Ecosyste.ms: Awesome

An open API service indexing awesome lists of open source software.

Awesome Lists | Featured Topics | Projects

https://github.com/daniel-lima-lopez/information-retrieval-example

A practical example of information retrieval is presented, which searches for jokes from keyword (tokens) commands.
https://github.com/daniel-lima-lopez/information-retrieval-example

data-mining information-retrieval joke jokes search-algorithm search-engine

Last synced: 20 days ago
JSON representation

A practical example of information retrieval is presented, which searches for jokes from keyword (tokens) commands.

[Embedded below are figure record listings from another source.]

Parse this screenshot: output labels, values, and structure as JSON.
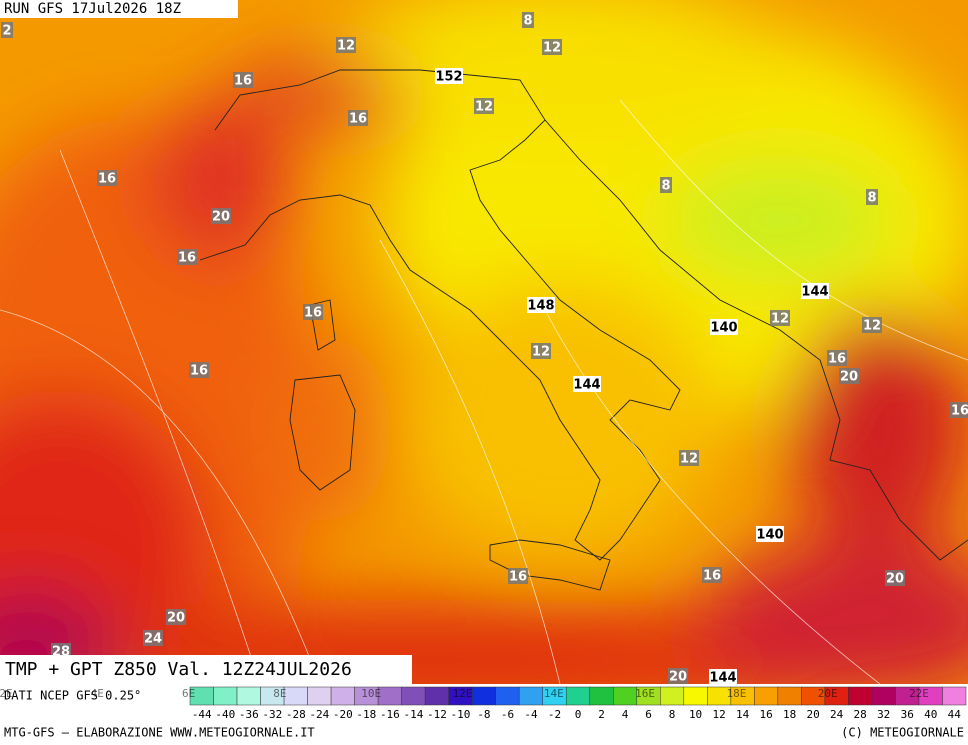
{
  "header": {
    "run": "RUN GFS 17Jul2026 18Z"
  },
  "map": {
    "labels": [
      "2",
      "8",
      "12",
      "12",
      "16",
      "152",
      "12",
      "16",
      "16",
      "8",
      "8",
      "20",
      "16",
      "148",
      "144",
      "16",
      "140",
      "12",
      "12",
      "12",
      "16",
      "20",
      "16",
      "144",
      "16",
      "12",
      "140",
      "16",
      "16",
      "20",
      "20",
      "24",
      "28",
      "20",
      "144"
    ]
  },
  "caption": "TMP + GPT Z850 Val. 12Z24JUL2026",
  "colorbar": {
    "source": "DATI NCEP GFS 0.25°",
    "longitudes": [
      "2E",
      "4E",
      "6E",
      "8E",
      "10E",
      "12E",
      "14E",
      "16E",
      "18E",
      "20E",
      "22E"
    ],
    "ticks": [
      "-44",
      "-40",
      "-36",
      "-32",
      "-28",
      "-24",
      "-20",
      "-18",
      "-16",
      "-14",
      "-12",
      "-10",
      "-8",
      "-6",
      "-4",
      "-2",
      "0",
      "2",
      "4",
      "6",
      "8",
      "10",
      "12",
      "14",
      "16",
      "18",
      "20",
      "24",
      "28",
      "32",
      "36",
      "40",
      "44"
    ],
    "colors": [
      "#60e0b0",
      "#80f0c8",
      "#b0f8e0",
      "#c8e8f0",
      "#d8d8f8",
      "#e0d0f0",
      "#d0b0e8",
      "#b890d8",
      "#a070c8",
      "#8050b8",
      "#6030a8",
      "#3010c0",
      "#1030e0",
      "#2060f0",
      "#30a0f0",
      "#30d0f0",
      "#20d090",
      "#20c040",
      "#50d020",
      "#a0e020",
      "#d0f020",
      "#f8f800",
      "#f8e000",
      "#f8c000",
      "#f8a000",
      "#f08000",
      "#f05000",
      "#e02010",
      "#c00030",
      "#b00060",
      "#c02090",
      "#e040c0",
      "#f080e0"
    ]
  },
  "footer": {
    "left": "MTG-GFS – ELABORAZIONE WWW.METEOGIORNALE.IT",
    "right": "(C) METEOGIORNALE"
  }
}
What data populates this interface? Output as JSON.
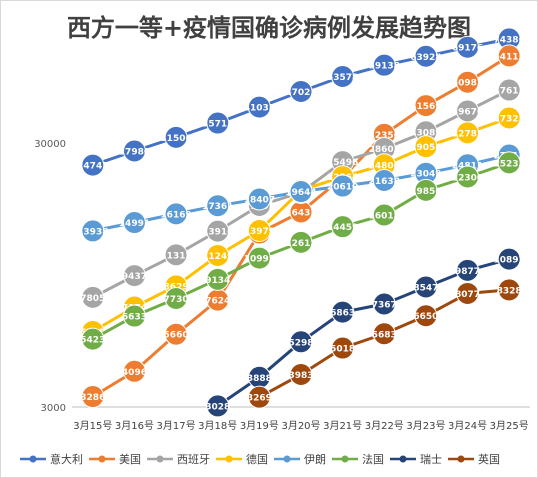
{
  "chart_data": {
    "type": "line",
    "title": "西方一等+疫情国确诊病例发展趋势图",
    "categories": [
      "3月15号",
      "3月16号",
      "3月17号",
      "3月18号",
      "3月19号",
      "3月20号",
      "3月21号",
      "3月22号",
      "3月23号",
      "3月24号",
      "3月25号"
    ],
    "y_scale": "log",
    "ylim": [
      3000,
      74386
    ],
    "yticks": [
      "3000",
      "30000"
    ],
    "grid": false,
    "legend_position": "bottom",
    "series": [
      {
        "name": "意大利",
        "color": "#4472C4",
        "values": [
          24747,
          27980,
          31506,
          35713,
          41035,
          47021,
          53578,
          59138,
          63928,
          69176,
          74386
        ]
      },
      {
        "name": "美国",
        "color": "#ED7D31",
        "values": [
          3286,
          4096,
          5660,
          7624,
          13680,
          16437,
          22247,
          32356,
          41569,
          50982,
          64115
        ]
      },
      {
        "name": "西班牙",
        "color": "#A5A5A5",
        "values": [
          7805,
          9437,
          11312,
          13910,
          17395,
          19484,
          25496,
          28603,
          33089,
          39676,
          47611
        ]
      },
      {
        "name": "德国",
        "color": "#FFC000",
        "values": [
          5795,
          7174,
          8629,
          11249,
          13979,
          19848,
          22364,
          24806,
          29056,
          32781,
          37323
        ]
      },
      {
        "name": "伊朗",
        "color": "#5B9BD5",
        "values": [
          13938,
          14991,
          16169,
          17361,
          18407,
          19644,
          20610,
          21638,
          23049,
          24811,
          27017
        ]
      },
      {
        "name": "法国",
        "color": "#70AD47",
        "values": [
          5423,
          6633,
          7730,
          9134,
          10995,
          12612,
          14459,
          16018,
          19856,
          22300,
          25233
        ]
      },
      {
        "name": "瑞士",
        "color": "#264478",
        "values": [
          null,
          null,
          null,
          3028,
          3888,
          5298,
          6863,
          7367,
          8547,
          9877,
          10897
        ]
      },
      {
        "name": "英国",
        "color": "#9E480E",
        "values": [
          null,
          null,
          null,
          null,
          3269,
          3983,
          5018,
          5683,
          6650,
          8077,
          8328
        ]
      }
    ]
  }
}
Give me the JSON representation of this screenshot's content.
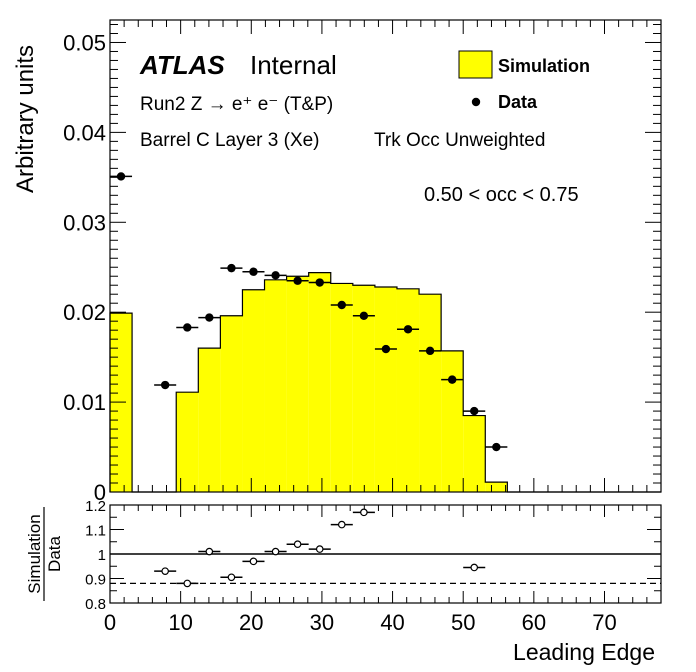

Awesome Lists containing this project

README

        

# Information-Retrieval-Example
This repository presents an example of an Information Retrieval application, which consists of a command-based joke browser implementation. The dataset used, [Short Jokes](https://www.kaggle.com/datasets/abhinavmoudgil95/short-jokes), contains over 200,000 short jokes on different topics. The authors indicate that, since data is collected by web scraping, inappropriate or offensive jokes are likely to be found.

## Installation
Clone this repository:
```bash
git clone [email protected]:daniel-lima-lopez/Information-Retrieval-Example.git
```

move to installation directory:
```bash
cd Information-Retrieval-Example
```

install [Natural Language Toolkit](https://www.nltk.org/index.html):
```bash
pip install nltk
```

## Method description
Information retrieval is finding material that satisfies an information need. In this case, given a corpus of jokes, the information need is expressed by tokens or query words and logical operators (AND, OR, NOT).

To perform this task, it is constructed a dictionary of terms, which contains every word in the corpus of jokes. Then, for each term, we have a set, denominated *posting*, that contains the indexes of the jokes where the term appears, this technique is called *inverted index*.

Once all postings are constructed, we can perform queries with terms of interest and logical operators.

## Examples of use
The following examples can be executed in the notebook [examples.ipynb](examples.ipynb).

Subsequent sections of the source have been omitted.